Os invisíveis nos vêem.
Os esquecidos se lembram de nós.
Quando nos vemos, os vemos.
Quando nos vamos, se vão?"
Eduardo Galeano: Espelhos

terça-feira, 6 de outubro de 2015

Os mitos dos povos primitivos

Pajé, E. Goodall

Os mitos, a religião, foram, em princípio, a forma que o homem encontrou para tentar explicar a origem da terra, sua própria origem. É através das crenças e mitos que o homem primitivo passa a sua cultura para seus descendentes, além de utilizá-los como uma forma de manter o grupo unido, fiel a suas tradições. [...] na medida em que todos os membros de uma sociedade se sentiam fiéis ao mesmo ancestral, entendiam que todos tinham uma origem comum, aumentava seu sentimento de unidade.

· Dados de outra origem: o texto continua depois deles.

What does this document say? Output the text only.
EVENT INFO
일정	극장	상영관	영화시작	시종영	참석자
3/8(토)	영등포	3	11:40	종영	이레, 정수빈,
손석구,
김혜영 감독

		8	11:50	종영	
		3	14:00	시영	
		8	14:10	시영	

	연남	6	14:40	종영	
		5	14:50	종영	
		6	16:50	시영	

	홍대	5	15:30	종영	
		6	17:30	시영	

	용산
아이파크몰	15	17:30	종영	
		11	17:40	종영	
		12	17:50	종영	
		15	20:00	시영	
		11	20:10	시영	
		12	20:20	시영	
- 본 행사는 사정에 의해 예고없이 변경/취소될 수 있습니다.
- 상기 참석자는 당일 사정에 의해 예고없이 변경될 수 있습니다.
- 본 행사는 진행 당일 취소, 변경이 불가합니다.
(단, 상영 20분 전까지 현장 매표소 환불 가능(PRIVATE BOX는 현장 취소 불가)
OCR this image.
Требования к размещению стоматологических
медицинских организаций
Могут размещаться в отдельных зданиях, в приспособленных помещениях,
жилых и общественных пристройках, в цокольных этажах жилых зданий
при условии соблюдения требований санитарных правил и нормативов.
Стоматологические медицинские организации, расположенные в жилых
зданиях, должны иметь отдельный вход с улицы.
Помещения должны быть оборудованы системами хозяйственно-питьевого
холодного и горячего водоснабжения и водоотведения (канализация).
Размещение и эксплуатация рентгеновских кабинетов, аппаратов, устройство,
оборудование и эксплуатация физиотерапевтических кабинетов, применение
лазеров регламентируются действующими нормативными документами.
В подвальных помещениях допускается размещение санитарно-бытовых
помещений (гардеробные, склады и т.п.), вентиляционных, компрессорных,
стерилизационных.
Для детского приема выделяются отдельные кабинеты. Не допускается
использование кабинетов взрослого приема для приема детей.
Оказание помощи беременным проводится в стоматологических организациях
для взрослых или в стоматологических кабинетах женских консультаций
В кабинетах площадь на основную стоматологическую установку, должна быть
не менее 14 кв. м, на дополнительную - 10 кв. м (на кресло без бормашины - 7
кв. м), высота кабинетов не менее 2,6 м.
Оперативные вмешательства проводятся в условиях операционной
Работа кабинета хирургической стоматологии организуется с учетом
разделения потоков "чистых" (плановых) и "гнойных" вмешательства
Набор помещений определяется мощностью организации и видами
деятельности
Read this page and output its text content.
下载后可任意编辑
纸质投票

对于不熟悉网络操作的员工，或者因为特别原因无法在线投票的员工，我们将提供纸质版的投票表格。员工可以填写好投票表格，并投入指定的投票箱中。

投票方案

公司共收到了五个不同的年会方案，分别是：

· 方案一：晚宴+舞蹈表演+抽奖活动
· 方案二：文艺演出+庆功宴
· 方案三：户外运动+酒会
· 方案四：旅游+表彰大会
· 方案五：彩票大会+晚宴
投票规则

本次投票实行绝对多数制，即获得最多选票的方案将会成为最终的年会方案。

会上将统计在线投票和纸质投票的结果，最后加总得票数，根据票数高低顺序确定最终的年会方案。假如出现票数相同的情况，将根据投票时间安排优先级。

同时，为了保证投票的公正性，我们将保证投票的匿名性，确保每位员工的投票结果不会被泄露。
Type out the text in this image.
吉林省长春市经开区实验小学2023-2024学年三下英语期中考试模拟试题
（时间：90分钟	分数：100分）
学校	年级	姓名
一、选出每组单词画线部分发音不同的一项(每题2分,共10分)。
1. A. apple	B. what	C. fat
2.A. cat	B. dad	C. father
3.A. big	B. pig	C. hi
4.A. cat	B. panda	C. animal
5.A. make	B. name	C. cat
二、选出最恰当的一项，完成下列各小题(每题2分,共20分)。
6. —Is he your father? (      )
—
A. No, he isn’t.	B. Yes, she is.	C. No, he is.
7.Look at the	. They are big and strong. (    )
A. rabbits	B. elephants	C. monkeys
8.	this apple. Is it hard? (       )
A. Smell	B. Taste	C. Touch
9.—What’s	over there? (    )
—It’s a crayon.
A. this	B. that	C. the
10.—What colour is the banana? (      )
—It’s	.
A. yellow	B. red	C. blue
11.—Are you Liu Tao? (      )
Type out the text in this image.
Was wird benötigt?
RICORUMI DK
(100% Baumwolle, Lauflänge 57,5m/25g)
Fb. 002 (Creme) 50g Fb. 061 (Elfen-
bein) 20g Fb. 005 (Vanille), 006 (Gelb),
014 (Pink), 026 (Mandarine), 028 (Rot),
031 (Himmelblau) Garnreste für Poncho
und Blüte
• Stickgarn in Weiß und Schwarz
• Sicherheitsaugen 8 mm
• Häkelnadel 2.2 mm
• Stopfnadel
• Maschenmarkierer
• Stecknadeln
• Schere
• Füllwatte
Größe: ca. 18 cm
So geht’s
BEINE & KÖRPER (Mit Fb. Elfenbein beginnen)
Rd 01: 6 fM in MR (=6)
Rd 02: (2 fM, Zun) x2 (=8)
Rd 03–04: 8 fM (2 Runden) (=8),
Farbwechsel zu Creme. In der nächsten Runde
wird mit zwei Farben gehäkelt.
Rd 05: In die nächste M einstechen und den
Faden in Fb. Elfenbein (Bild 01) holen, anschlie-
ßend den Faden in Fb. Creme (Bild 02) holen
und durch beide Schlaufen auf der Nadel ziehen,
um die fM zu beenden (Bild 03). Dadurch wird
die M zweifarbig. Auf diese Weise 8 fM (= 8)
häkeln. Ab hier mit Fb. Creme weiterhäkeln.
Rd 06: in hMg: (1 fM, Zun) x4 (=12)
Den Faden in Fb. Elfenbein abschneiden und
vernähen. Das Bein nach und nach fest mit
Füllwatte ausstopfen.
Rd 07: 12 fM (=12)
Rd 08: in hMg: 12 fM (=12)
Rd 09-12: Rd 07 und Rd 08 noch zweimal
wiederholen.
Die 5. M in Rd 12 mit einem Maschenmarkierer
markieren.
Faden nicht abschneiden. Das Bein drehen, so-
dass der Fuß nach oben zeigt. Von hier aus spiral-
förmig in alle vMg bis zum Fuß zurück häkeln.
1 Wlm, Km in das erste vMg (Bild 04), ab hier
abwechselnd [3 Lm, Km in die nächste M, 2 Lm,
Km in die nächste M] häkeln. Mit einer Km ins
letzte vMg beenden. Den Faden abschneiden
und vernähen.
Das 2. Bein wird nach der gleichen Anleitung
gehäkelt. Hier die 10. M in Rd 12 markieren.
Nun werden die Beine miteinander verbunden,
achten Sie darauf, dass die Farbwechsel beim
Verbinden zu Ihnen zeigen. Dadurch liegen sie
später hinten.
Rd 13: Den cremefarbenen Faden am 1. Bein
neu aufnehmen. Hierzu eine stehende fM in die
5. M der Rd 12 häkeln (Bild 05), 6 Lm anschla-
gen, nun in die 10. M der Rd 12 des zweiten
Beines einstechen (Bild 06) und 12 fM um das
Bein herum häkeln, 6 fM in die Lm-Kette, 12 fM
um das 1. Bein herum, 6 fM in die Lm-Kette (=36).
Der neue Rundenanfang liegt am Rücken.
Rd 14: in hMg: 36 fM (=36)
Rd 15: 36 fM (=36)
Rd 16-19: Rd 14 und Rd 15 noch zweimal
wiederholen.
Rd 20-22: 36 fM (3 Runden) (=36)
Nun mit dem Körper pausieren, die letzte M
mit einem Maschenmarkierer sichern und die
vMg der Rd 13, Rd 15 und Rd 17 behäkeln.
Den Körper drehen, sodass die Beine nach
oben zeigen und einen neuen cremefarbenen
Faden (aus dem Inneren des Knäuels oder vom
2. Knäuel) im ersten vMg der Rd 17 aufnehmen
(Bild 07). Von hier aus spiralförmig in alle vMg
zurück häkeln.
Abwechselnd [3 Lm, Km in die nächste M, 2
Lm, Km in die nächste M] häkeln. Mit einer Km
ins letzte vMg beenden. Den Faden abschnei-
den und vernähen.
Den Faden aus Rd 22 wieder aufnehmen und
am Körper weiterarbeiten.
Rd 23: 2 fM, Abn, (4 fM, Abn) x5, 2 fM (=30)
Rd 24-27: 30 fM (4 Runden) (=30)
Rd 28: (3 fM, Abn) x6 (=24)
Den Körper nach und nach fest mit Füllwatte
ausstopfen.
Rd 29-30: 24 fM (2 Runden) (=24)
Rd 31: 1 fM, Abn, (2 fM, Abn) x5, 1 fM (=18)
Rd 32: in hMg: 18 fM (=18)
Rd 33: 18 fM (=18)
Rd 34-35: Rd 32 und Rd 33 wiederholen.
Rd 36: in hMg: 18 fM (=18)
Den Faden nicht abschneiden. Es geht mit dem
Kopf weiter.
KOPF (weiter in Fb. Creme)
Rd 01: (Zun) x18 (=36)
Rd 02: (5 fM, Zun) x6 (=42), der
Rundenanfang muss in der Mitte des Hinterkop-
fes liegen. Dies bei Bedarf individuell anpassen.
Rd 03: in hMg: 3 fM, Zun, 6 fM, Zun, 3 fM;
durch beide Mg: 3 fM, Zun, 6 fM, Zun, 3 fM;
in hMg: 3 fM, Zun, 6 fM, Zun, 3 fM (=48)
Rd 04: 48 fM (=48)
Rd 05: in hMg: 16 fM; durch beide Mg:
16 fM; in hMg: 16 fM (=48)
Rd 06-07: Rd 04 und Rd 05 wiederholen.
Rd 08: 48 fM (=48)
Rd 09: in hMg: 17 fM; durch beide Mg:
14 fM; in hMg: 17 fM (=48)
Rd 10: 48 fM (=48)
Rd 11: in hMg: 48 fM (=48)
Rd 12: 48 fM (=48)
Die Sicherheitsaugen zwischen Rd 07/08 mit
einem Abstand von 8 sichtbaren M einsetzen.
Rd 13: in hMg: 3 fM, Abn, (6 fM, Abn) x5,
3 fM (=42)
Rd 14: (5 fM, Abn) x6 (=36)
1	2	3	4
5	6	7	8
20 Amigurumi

Além disso, o respeito às tradições deixadas pelos antepassados permitem que a tribo organize o comportamento do grupo, fazendo com que todos respeitem as regras básicas, para que a tribo possa sobreviver. Por exemplo: para o homem Tonga (tribo africana do sul de Moçambique), alguma coisa de ruim pode lhe acontecer, caso não tenha cumprido devidamente os ritos determinados pela tradição com relação aos seus antepassados. Se procurar um feiticeiro para aconselhá-lo, este certamente dirá: "Teu antepassado reclama o rito que não foi cumprido". Para este homem, a importância do seu antepassado é tão grande, é tão presente em sua mente, que muito provavelmente o rito cumprido solucionará o seu problema. Ele se sentirá melhor, pois seu antepassado o perdoou. Ele agora está integrado ao seu grupo novamente.

Os mitos dos povos primitivos estão cheios de sabedoria.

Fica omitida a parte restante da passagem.